Index-MSR: A high-efficiency multimodal fusion framework for speech recognition
This work addresses speech recognition challenges in applications requiring strict audio-text synchronization, such as audio translation, by efficiently using video cues, though it is incremental in leveraging multimodal data.
The paper tackles the problem of degraded speech recognition performance for domain-specific terminology and short utterances by introducing Index-MSR, a multimodal fusion framework that incorporates text-related information from videos, achieving state-of-the-art accuracy with substitution errors reduced by 20-50%.

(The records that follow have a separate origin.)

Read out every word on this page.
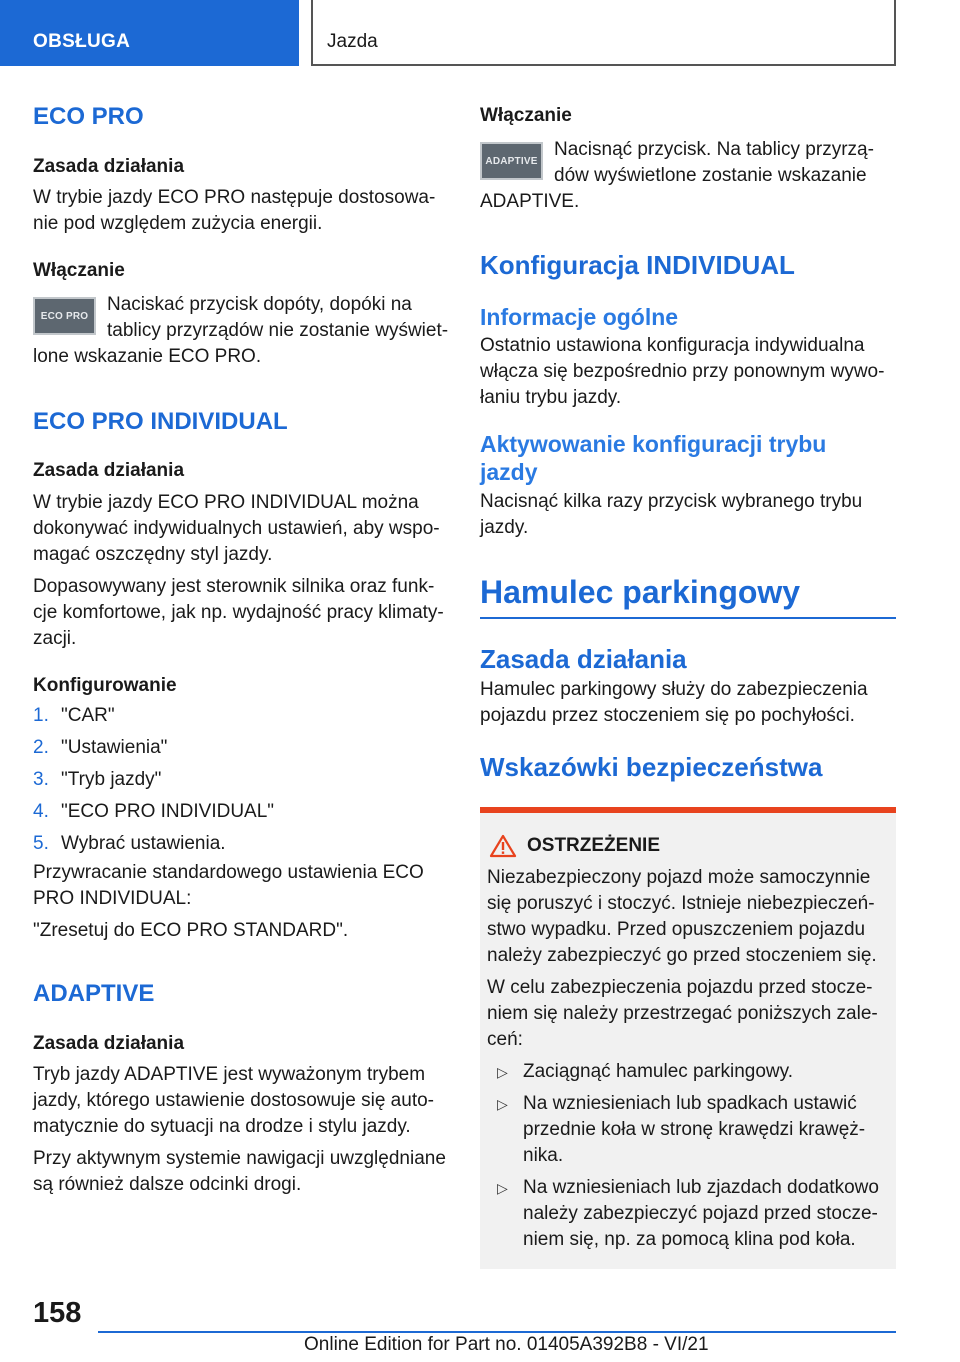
OBSŁUGA	Jazda
ECO PRO
Zasada działania
W trybie jazdy ECO PRO następuje dostosowa-
nie pod względem zużycia energii.
Włączanie
ECO PRO
Naciskać przycisk dopóty, dopóki na
tablicy przyrządów nie zostanie wyświet-
lone wskazanie ECO PRO.
ECO PRO INDIVIDUAL
Zasada działania
W trybie jazdy ECO PRO INDIVIDUAL można
dokonywać indywidualnych ustawień, aby wspo-
magać oszczędny styl jazdy.
Dopasowywany jest sterownik silnika oraz funk-
cje komfortowe, jak np. wydajność pracy klimaty-
zacji.
Konfigurowanie
1. "CAR"
2. "Ustawienia"
3. "Tryb jazdy"
4. "ECO PRO INDIVIDUAL"
5. Wybrać ustawienia.
Przywracanie standardowego ustawienia ECO
PRO INDIVIDUAL:
"Zresetuj do ECO PRO STANDARD".
ADAPTIVE
Zasada działania
Tryb jazdy ADAPTIVE jest wyważonym trybem
jazdy, którego ustawienie dostosowuje się auto-
matycznie do sytuacji na drodze i stylu jazdy.
Przy aktywnym systemie nawigacji uwzględniane
są również dalsze odcinki drogi.
Włączanie
ADAPTIVE
Nacisnąć przycisk. Na tablicy przyrzą-
dów wyświetlone zostanie wskazanie
ADAPTIVE.
Konfiguracja INDIVIDUAL
Informacje ogólne
Ostatnio ustawiona konfiguracja indywidualna
włącza się bezpośrednio przy ponownym wywo-
łaniu trybu jazdy.
Aktywowanie konfiguracji trybu
jazdy
Nacisnąć kilka razy przycisk wybranego trybu
jazdy.
Hamulec parkingowy
Zasada działania
Hamulec parkingowy służy do zabezpieczenia
pojazdu przez stoczeniem się po pochyłości.
Wskazówki bezpieczeństwa
OSTRZEŻENIE
Niezabezpieczony pojazd może samoczynnie
się poruszyć i stoczyć. Istnieje niebezpieczeń-
stwo wypadku. Przed opuszczeniem pojazdu
należy zabezpieczyć go przed stoczeniem się.
W celu zabezpieczenia pojazdu przed stocze-
niem się należy przestrzegać poniższych zale-
ceń:
▷ Zaciągnąć hamulec parkingowy.
▷ Na wzniesieniach lub spadkach ustawić
przednie koła w stronę krawędzi krawęż-
nika.
▷ Na wzniesieniach lub zjazdach dodatkowo
należy zabezpieczyć pojazd przed stocze-
niem się, np. za pomocą klina pod koła.
158
Online Edition for Part no. 01405A392B8 - VI/21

Driven by large scale datasets and LLM based architectures, automatic speech recognition (ASR) systems have achieved remarkable improvements in accuracy. However, challenges persist for domain-specific terminology, and short utterances lacking semantic coherence, where recognition performance often degrades significantly. In this work, we present Index-MSR, an efficient multimodal speech recognition framework. At its core is a novel Multimodal Fusion Decoder (MFD), which effectively incorporates text-related information from videos (e.g., subtitles and presentation slides) into the speech recognition. This cross-modal integration not only enhances overall ASR accuracy but also yields substantial reductions in substitution errors. Extensive evaluations on both an in-house subtitle dataset and a public AVSR dataset demonstrate that Index-MSR achieves sota accuracy, with substitution errors reduced by 20,50%. These results demonstrate that our approach efficiently exploits text-related cues from video to improve speech recognition accuracy, showing strong potential in applications requiring strict audio text synchronization, such as audio translation.